- Leader: Sakwiba Sikota
- Founded: July 2006
- Ideology: Liberalism

= United Liberal Party (Zambia) =

Political party in Zambia

The United Liberal Party (ULP) is a political party in Zambia.

==History==

The ULP was formed in July 2006 by Sakwiba Sikota (who was the Livingstone MP) after he lost the United Party for National Development (UPND) leadership contest in the aftermath of the death of the UPND founder, Anderson Mazoka. The ULP did not nominate a presidential candidate for the September 2006 general election, with the party president, Sikota, opting to retain his seat as the member of parliament for Livingstone. At this election, Sikota was re-elected as the Livingstone MP and the party received 2.4% of the National Assembly vote, winning three seats in parliament, with the other two seats being Lukulu West and Lukulu East.

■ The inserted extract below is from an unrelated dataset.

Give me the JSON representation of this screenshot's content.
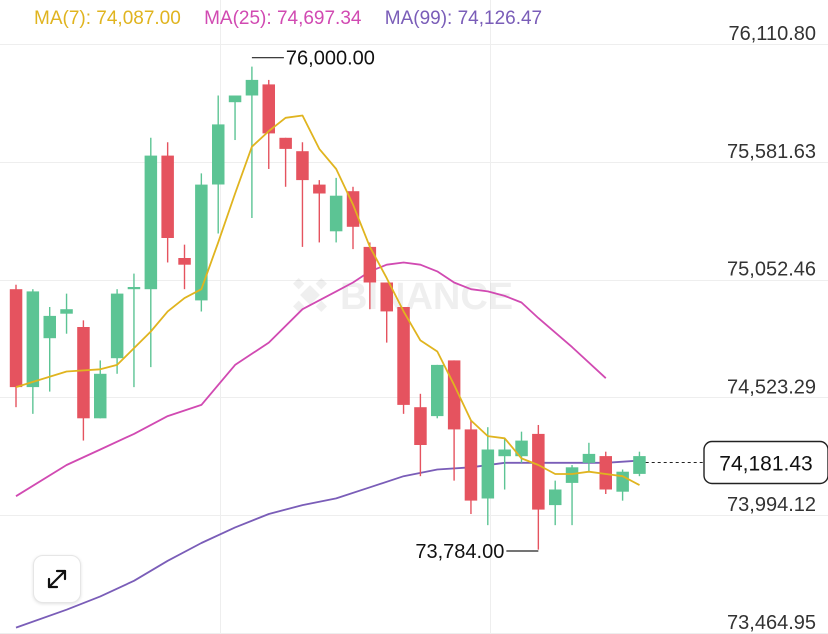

The party supported the Movement for Multi-Party Democracy's Rupiah Banda in the 2008 presidential by-election and 2011 general election, even though he was unpopular. At the 2011 election, the ULP did not win any seats in the National Assembly after receiving just 131 votes.

In early 2024, the ULP joined the United Kwacha Alliance (UKA), an alliance of political parties, with party president Sakwiba Sikota appointed as the alliance chairperson. In December 2025, the ULP was one of the parties that founded the We are One Zambia Alliance (WOZA), also an alliance of political parties, with Sikota as the alliance chairperson. On 4 May 2026, WOZA merged into the Tonse Alliance.

== Ideologies ==
On 6 June 2012, the ULP signed onto a letter titled “Open Letter to International Donor Community to Zambia,” which argues that the sitting president at the time, President Michael Sata and the Patriotic Front caused Zambia to enter a crisis severe enough for the donor community to distrust the government’s ability to manage funds caused by nepotism. By co-signing on this letter, the ULP took a stance against corrupt policies enforced by Sata. For example, Sata often hired his relatives for positions of power, such as appointing his nephew, Alexander Chikwanda, as the minister of finance, and his other nephew, Miles Sampa, as the Deputy Minister of Finance. In addition, they have beliefs rooted in the importance of maintaining the integrity of Zambia’s checks and balances system, as the address that they co-signed expresses concern about how Sata had weakened the legislative branch. Sakwiba Sikota was the representative of the ULP that signed onto the letter.